Bill Mott (manager of the Psigma Income fund), has always raised his concerns over the effect of central bank policies,  he has warned that these have raised the chances of increasing inflation by continually introducing unprecedented policies into the market. He believes that these have increased the expectation of a growth in inflation.

“To some extent, inflation is already with us. The Bank of England has exceeded the middle of its target inflation range for 38 months in a row. What is remarkable is that despite this persistent inflation, the UK gilt market is trading at such low yields. Real interest rates on bonds have been negative for some time. Are low gilt yields telling us that the bond markets are relaxed about the inflation numbers? Or is it rather that the same target-busting Bank of England has been the most enormous buyer of gilts and has successfully subverted all price signals?”

Bill Mott has avoided investing in bank shares through the portfolio he manages, Psigma Income Fund. This has caused poor returns (short-term) against his peers. Time will tell if his decision is correct, as there has been a recent period of price rallying in this sector but is this a “true” rally or rather a “relief” rally. The latter will see the prices collapse, or could the pricing be sustainable?

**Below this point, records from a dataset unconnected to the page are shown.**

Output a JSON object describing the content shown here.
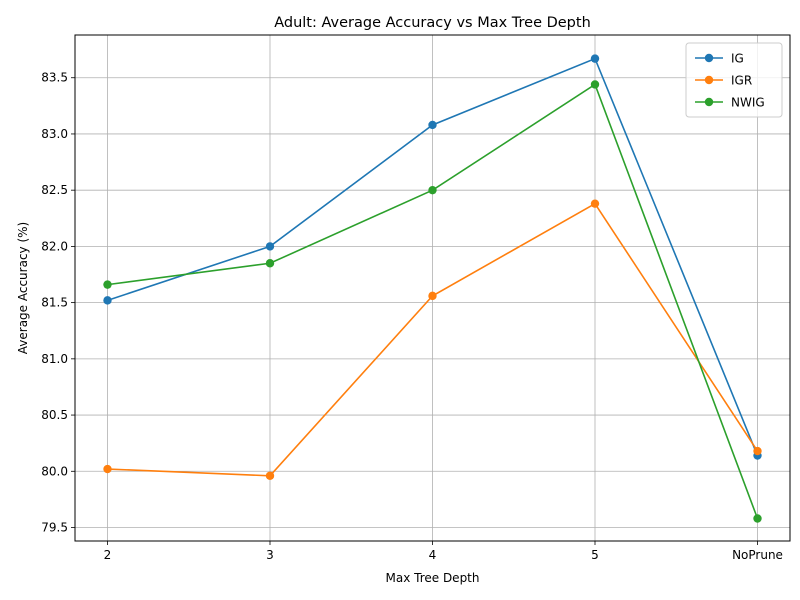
{
  "chart_data": {
    "type": "line",
    "title": "Adult: Average Accuracy vs Max Tree Depth",
    "xlabel": "Max Tree Depth",
    "ylabel": "Average Accuracy (%)",
    "categories": [
      "2",
      "3",
      "4",
      "5",
      "NoPrune"
    ],
    "ylim": [
      79.38,
      83.88
    ],
    "yticks": [
      79.5,
      80.0,
      80.5,
      81.0,
      81.5,
      82.0,
      82.5,
      83.0,
      83.5
    ],
    "ytick_labels": [
      "79.5",
      "80.0",
      "80.5",
      "81.0",
      "81.5",
      "82.0",
      "82.5",
      "83.0",
      "83.5"
    ],
    "grid": true,
    "legend_position": "top-right",
    "series": [
      {
        "name": "IG",
        "color": "#1f77b4",
        "values": [
          81.52,
          82.0,
          83.08,
          83.67,
          80.14
        ]
      },
      {
        "name": "IGR",
        "color": "#ff7f0e",
        "values": [
          80.02,
          79.96,
          81.56,
          82.38,
          80.18
        ]
      },
      {
        "name": "NWIG",
        "color": "#2ca02c",
        "values": [
          81.66,
          81.85,
          82.5,
          83.44,
          79.58
        ]
      }
    ]
  }
}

Personally, I have concerns over the banking sector as there are several unknowns which carry a huge risk and could derail the recent optimism, One major issue with this sector is the lack of clarity of information and the continual fiascos constantly being unearthed. I see the comments about RBS and Libor, where the fines could be significantly worse than those suffered by Barclays (but expected not to be as large as those suffered by UBS). This is just an example and who knows what next?